8. Table 3, third column: for consistency, use the same number of decimal digits (none or one, as for the second-to-last row).
9. The blank space between the numeric value and the following measurement unit is often missing (e.g. 0.315m/s2 should be 0.315 m/s2). This applies also to some figures (e.g. the legend in Figure 16).
10. The notation for the measurement units on the x and y axes is not consistent for all figures - somewhere /s and /mm, somewhere [s] and [mm], somewhere else (s). In certain cases, such as the x-axis of Figure 5.a, the measurement unit is (wrongly) omitted.
11. Please double-check carefully throughout the text for grammar mistakes and typos. E.g. page 2 line 53, “While, laser inspection”.
12. In the label of the y-axis of Figure 3.d, it should be “class” and not “cls”.
13. Is Figure 2 an original contribution from the authors? Otherwise, if retrieved from the already published scientific literature, the original source should be reported in the figure caption.
14. Table 2: the original source (ISO 2631-1 (1997)) should be reported in the caption.

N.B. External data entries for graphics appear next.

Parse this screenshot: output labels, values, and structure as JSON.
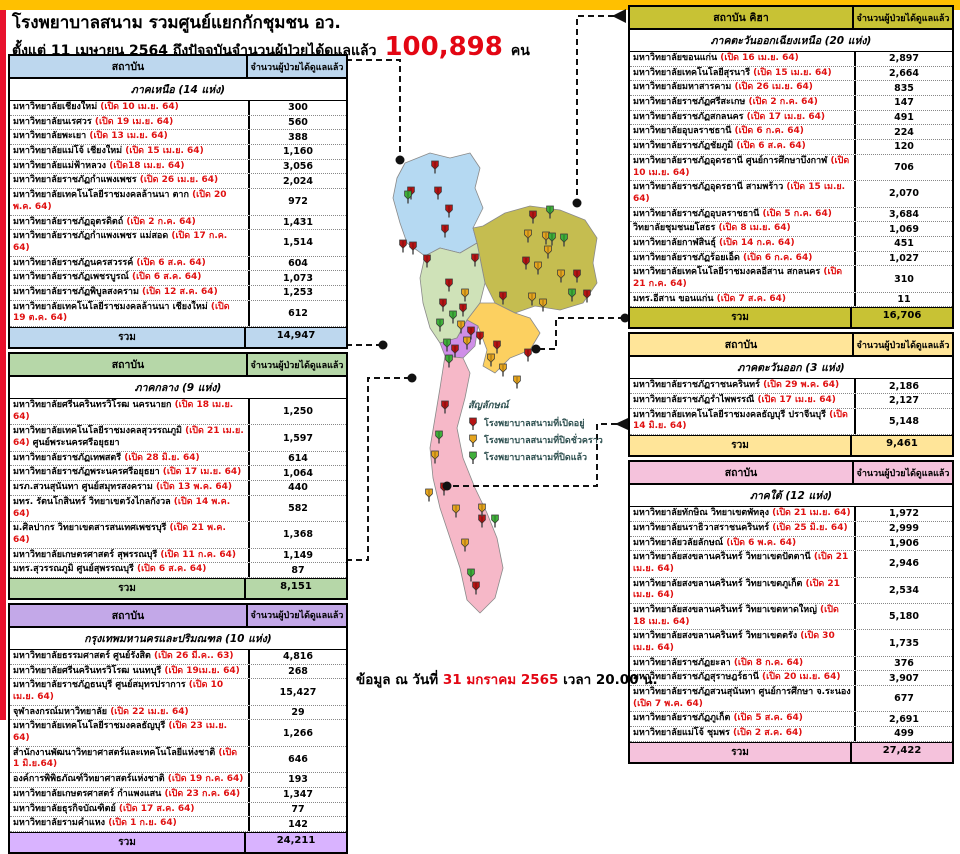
{
  "header": {
    "title": "โรงพยาบาลสนาม รวมศูนย์แยกกักชุมชน อว.",
    "subtitle": "ตั้งแต่  11 เมษายน 2564 ถึงปัจจุบันจำนวนผู้ป่วยได้ดูแลแล้ว",
    "total": "100,898",
    "unit": "คน"
  },
  "labels": {
    "institution": "สถาบัน",
    "institution_ne": "สถาบัน คิฮา",
    "count": "จำนวนผู้ป่วยได้ดูแลแล้ว",
    "total": "รวม"
  },
  "footer": {
    "prefix": "ข้อมูล ณ วันที่",
    "date": "31  มกราคม 2565",
    "suffix": "เวลา  20.00 น."
  },
  "legend": {
    "title": "สัญลักษณ์",
    "items": [
      {
        "name": "open",
        "color": "#b51414",
        "label": "โรงพยาบาลสนามที่เปิดอยู่"
      },
      {
        "name": "temporarily-closed",
        "color": "#e6a51e",
        "label": "โรงพยาบาลสนามที่ปิดชั่วคราว"
      },
      {
        "name": "closed",
        "color": "#3fae3a",
        "label": "โรงพยาบาลสนามที่ปิดแล้ว"
      }
    ]
  },
  "map_colors": {
    "north": "#b5d9f2",
    "northeast": "#c5bd50",
    "central": "#cfe2b8",
    "bangkok": "#cf8ee8",
    "east": "#fcd060",
    "south": "#f6b8c8"
  },
  "tables": [
    {
      "id": "north",
      "region": "ภาคเหนือ (14 แห่ง)",
      "accent": "#bdd7ee",
      "rows": [
        {
          "name": "มหาวิทยาลัยเชียงใหม่",
          "date": "(เปิด 10 เม.ย. 64)",
          "count": "300"
        },
        {
          "name": "มหาวิทยาลัยนเรศวร",
          "date": "(เปิด 19 เม.ย. 64)",
          "count": "560"
        },
        {
          "name": "มหาวิทยาลัยพะเยา",
          "date": "(เปิด 13 เม.ย. 64)",
          "count": "388"
        },
        {
          "name": "มหาวิทยาลัยแม่โจ้ เชียงใหม่",
          "date": "(เปิด 15 เม.ย. 64)",
          "count": "1,160"
        },
        {
          "name": "มหาวิทยาลัยแม่ฟ้าหลวง",
          "date": "(เปิด18 เม.ย. 64)",
          "count": "3,056"
        },
        {
          "name": "มหาวิทยาลัยราชภัฏกำแพงเพชร",
          "date": "(เปิด 26 เม.ย. 64)",
          "count": "2,024"
        },
        {
          "name": "มหาวิทยาลัยเทคโนโลยีราชมงคลล้านนา ตาก",
          "date": "(เปิด 20 พ.ค. 64)",
          "count": "972"
        },
        {
          "name": "มหาวิทยาลัยราชภัฏอุตรดิตถ์",
          "date": "(เปิด 2 ก.ค. 64)",
          "count": "1,431"
        },
        {
          "name": "มหาวิทยาลัยราชภัฏกำแพงเพชร แม่สอด",
          "date": "(เปิด 17 ก.ค. 64)",
          "count": "1,514"
        },
        {
          "name": "มหาวิทยาลัยราชภัฏนครสวรรค์",
          "date": "(เปิด 6 ส.ค. 64)",
          "count": "604"
        },
        {
          "name": "มหาวิทยาลัยราชภัฏเพชรบูรณ์",
          "date": "(เปิด 6 ส.ค. 64)",
          "count": "1,073"
        },
        {
          "name": "มหาวิทยาลัยราชภัฏพิบูลสงคราม",
          "date": "(เปิด 12 ส.ค. 64)",
          "count": "1,253"
        },
        {
          "name": "มหาวิทยาลัยเทคโนโลยีราชมงคลล้านนา เชียงใหม่",
          "date": "(เปิด 19 ต.ค. 64)",
          "count": "612"
        }
      ],
      "total": "14,947"
    },
    {
      "id": "central",
      "region": "ภาคกลาง (9 แห่ง)",
      "accent": "#b6d7a8",
      "rows": [
        {
          "name": "มหาวิทยาลัยศรีนครินทรวิโรฒ นครนายก",
          "date": "(เปิด 18 เม.ย. 64)",
          "count": "1,250"
        },
        {
          "name": "มหาวิทยาลัยเทคโนโลยีราชมงคลสุวรรณภูมิ",
          "date": "(เปิด 21 เม.ย. 64)",
          "name2": "ศูนย์พระนครศรีอยุธยา",
          "count": "1,597"
        },
        {
          "name": "มหาวิทยาลัยราชภัฏเทพสตรี",
          "date": "(เปิด 28 มิ.ย. 64)",
          "count": "614"
        },
        {
          "name": "มหาวิทยาลัยราชภัฏพระนครศรีอยุธยา",
          "date": "(เปิด 17 เม.ย. 64)",
          "count": "1,064"
        },
        {
          "name": "มรภ.สวนสุนันทา ศูนย์สมุทรสงคราม",
          "date": "(เปิด 13 พ.ค. 64)",
          "count": "440"
        },
        {
          "name": "มทร. รัตนโกสินทร์  วิทยาเขตวังไกลกังวล",
          "date": "(เปิด 14 พ.ค. 64)",
          "count": "582"
        },
        {
          "name": "ม.ศิลปากร วิทยาเขตสารสนเทศเพชรบุรี",
          "date": "(เปิด 21 พ.ค. 64)",
          "count": "1,368"
        },
        {
          "name": "มหาวิทยาลัยเกษตรศาสตร์  สุพรรณบุรี",
          "date": "(เปิด 11 ก.ค. 64)",
          "count": "1,149"
        },
        {
          "name": "มทร.สุวรรณภูมิ ศูนย์สุพรรณบุรี",
          "date": "(เปิด 6 ส.ค. 64)",
          "count": "87"
        }
      ],
      "total": "8,151"
    },
    {
      "id": "bangkok",
      "region": "กรุงเทพมหานครและปริมณฑล (10 แห่ง)",
      "accent": "#c3a8e8",
      "total_accent": "#d9b3ff",
      "rows": [
        {
          "name": "มหาวิทยาลัยธรรมศาสตร์ ศูนย์รังสิต",
          "date": "(เปิด 26 มี.ค.. 63)",
          "count": "4,816"
        },
        {
          "name": "มหาวิทยาลัยศรีนครินทรวิโรฒ นนทบุรี",
          "date": "(เปิด 19เม.ย. 64)",
          "count": "268"
        },
        {
          "name": "มหาวิทยาลัยราชภัฏธนบุรี ศูนย์สมุทรปราการ",
          "date": "(เปิด 10 เม.ย. 64)",
          "count": "15,427"
        },
        {
          "name": "จุฬาลงกรณ์มหาวิทยาลัย",
          "date": "(เปิด 22 เม.ย. 64)",
          "count": "29"
        },
        {
          "name": "มหาวิทยาลัยเทคโนโลยีราชมงคลธัญบุรี",
          "date": "(เปิด 23 เม.ย. 64)",
          "count": "1,266"
        },
        {
          "name": "สำนักงานพัฒนาวิทยาศาสตร์และเทคโนโลยีแห่งชาติ",
          "date": "(เปิด 1 มิ.ย.64)",
          "count": "646"
        },
        {
          "name": "องค์การพิพิธภัณฑ์วิทยาศาสตร์แห่งชาติ",
          "date": "(เปิด  19 ก.ค. 64)",
          "count": "193"
        },
        {
          "name": "มหาวิทยาลัยเกษตรศาสตร์  กำแพงแสน",
          "date": "(เปิด 23 ก.ค. 64)",
          "count": "1,347"
        },
        {
          "name": "มหาวิทยาลัยธุรกิจบัณฑิตย์",
          "date": "(เปิด 17 ส.ค. 64)",
          "count": "77"
        },
        {
          "name": "มหาวิทยาลัยรามคำแหง",
          "date": "(เปิด 1 ก.ย. 64)",
          "count": "142"
        }
      ],
      "total": "24,211"
    },
    {
      "id": "northeast",
      "region": "ภาคตะวันออกเฉียงเหนือ  (20 แห่ง)",
      "accent": "#c8c234",
      "ne_header": true,
      "rows": [
        {
          "name": "มหาวิทยาลัยขอนแก่น",
          "date": "(เปิด 16 เม.ย. 64)",
          "count": "2,897"
        },
        {
          "name": "มหาวิทยาลัยเทคโนโลยีสุรนารี",
          "date": "(เปิด 15 เม.ย. 64)",
          "count": "2,664"
        },
        {
          "name": "มหาวิทยาลัยมหาสารคาม",
          "date": "(เปิด 26 เม.ย. 64)",
          "count": "835"
        },
        {
          "name": "มหาวิทยาลัยราชภัฏศรีสะเกษ",
          "date": "(เปิด 2 ก.ค. 64)",
          "count": "147"
        },
        {
          "name": "มหาวิทยาลัยราชภัฏสกลนคร",
          "date": "(เปิด 17 เม.ย. 64)",
          "count": "491"
        },
        {
          "name": "มหาวิทยาลัยอุบลราชธานี",
          "date": "(เปิด 6 ก.ค. 64)",
          "count": "224"
        },
        {
          "name": "มหาวิทยาลัยราชภัฏชัยภูมิ",
          "date": "(เปิด 6 ส.ค. 64)",
          "count": "120"
        },
        {
          "name": "มหาวิทยาลัยราชภัฏอุดรธานี ศูนย์การศึกษาบึงกาฬ",
          "date": "(เปิด 10 เม.ย. 64)",
          "count": "706"
        },
        {
          "name": "มหาวิทยาลัยราชภัฏอุดรธานี สามพร้าว",
          "date": "(เปิด 15 เม.ย. 64)",
          "count": "2,070"
        },
        {
          "name": "มหาวิทยาลัยราชภัฏอุบลราชธานี",
          "date": "(เปิด 5 ก.ค. 64)",
          "count": "3,684"
        },
        {
          "name": "วิทยาลัยชุมชนยโสธร",
          "date": "(เปิด 8 เม.ย. 64)",
          "count": "1,069"
        },
        {
          "name": "มหาวิทยาลัยกาฬสินธุ์",
          "date": "(เปิด 14 ก.ค. 64)",
          "count": "451"
        },
        {
          "name": "มหาวิทยาลัยราชภัฏร้อยเอ็ด",
          "date": "(เปิด 6 ก.ค. 64)",
          "count": "1,027"
        },
        {
          "name": "มหาวิทยาลัยเทคโนโลยีราชมงคลอีสาน สกลนคร",
          "date": "(เปิด 21 ก.ค. 64)",
          "count": "310"
        },
        {
          "name": "มทร.อีสาน ขอนแก่น",
          "date": "(เปิด 7 ส.ค. 64)",
          "count": "11"
        }
      ],
      "total": "16,706"
    },
    {
      "id": "east",
      "region": "ภาคตะวันออก (3 แห่ง)",
      "accent": "#ffe599",
      "rows": [
        {
          "name": "มหาวิทยาลัยราชภัฏราชนครินทร์",
          "date": "(เปิด 29 พ.ค. 64)",
          "count": "2,186"
        },
        {
          "name": "มหาวิทยาลัยราชภัฏรำไพพรรณี",
          "date": "(เปิด 17 เม.ย. 64)",
          "count": "2,127"
        },
        {
          "name": "มหาวิทยาลัยเทคโนโลยีราชมงคลธัญบุรี ปราจีนบุรี",
          "date": "(เปิด 14 มิ.ย. 64)",
          "count": "5,148"
        }
      ],
      "total": "9,461"
    },
    {
      "id": "south",
      "region": "ภาคใต้  (12 แห่ง)",
      "accent": "#f5c2dc",
      "rows": [
        {
          "name": "มหาวิทยาลัยทักษิณ  วิทยาเขตพัทลุง",
          "date": "(เปิด 21 เม.ย. 64)",
          "count": "1,972"
        },
        {
          "name": "มหาวิทยาลัยนราธิวาสราชนครินทร์",
          "date": "(เปิด 25 มิ.ย. 64)",
          "count": "2,999"
        },
        {
          "name": "มหาวิทยาลัยวลัยลักษณ์",
          "date": "(เปิด 6 พ.ค. 64)",
          "count": "1,906"
        },
        {
          "name": "มหาวิทยาลัยสงขลานครินทร์  วิทยาเขตปัตตานี",
          "date": "(เปิด 21 เม.ย. 64)",
          "count": "2,946"
        },
        {
          "name": "มหาวิทยาลัยสงขลานครินทร์  วิทยาเขตภูเก็ต",
          "date": "(เปิด 21 เม.ย. 64)",
          "count": "2,534"
        },
        {
          "name": "มหาวิทยาลัยสงขลานครินทร์  วิทยาเขตหาดใหญ่",
          "date": "(เปิด 18 เม.ย. 64)",
          "count": "5,180"
        },
        {
          "name": "มหาวิทยาลัยสงขลานครินทร์  วิทยาเขตตรัง",
          "date": "(เปิด  30 เม.ย. 64)",
          "count": "1,735"
        },
        {
          "name": "มหาวิทยาลัยราชภัฏยะลา",
          "date": "(เปิด  8 ก.ค. 64)",
          "count": "376"
        },
        {
          "name": "มหาวิทยาลัยราชภัฏสุราษฎร์ธานี",
          "date": "(เปิด 20 เม.ย. 64)",
          "count": "3,907"
        },
        {
          "name": "มหาวิทยาลัยราชภัฏสวนสุนันทา  ศูนย์การศึกษา จ.ระนอง",
          "date": "(เปิด 7 พ.ค. 64)",
          "count": "677"
        },
        {
          "name": "มหาวิทยาลัยราชภัฏภูเก็ต",
          "date": "(เปิด 5 ส.ค. 64)",
          "count": "2,691"
        },
        {
          "name": "มหาวิทยาลัยแม่โจ้  ชุมพร",
          "date": "(เปิด 2 ส.ค. 64)",
          "count": "499"
        }
      ],
      "total": "27,422"
    }
  ]
}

15. Figure 4 is redundant since it does not add any further information with respect to Figure 1. Thus, it is suggested to remove it.
Author Response
Please see the attachment
Author Response File: Author Response.pdf
Round 2
Reviewer 2 Report
The author has made all the corrections as per the disscution so the article can be published in its present form.
Reviewer 3 Report
the authors addressed all the comments raised by this reviewer. The manuscript can be accepted in its current form after proper grammar checking and proofreading.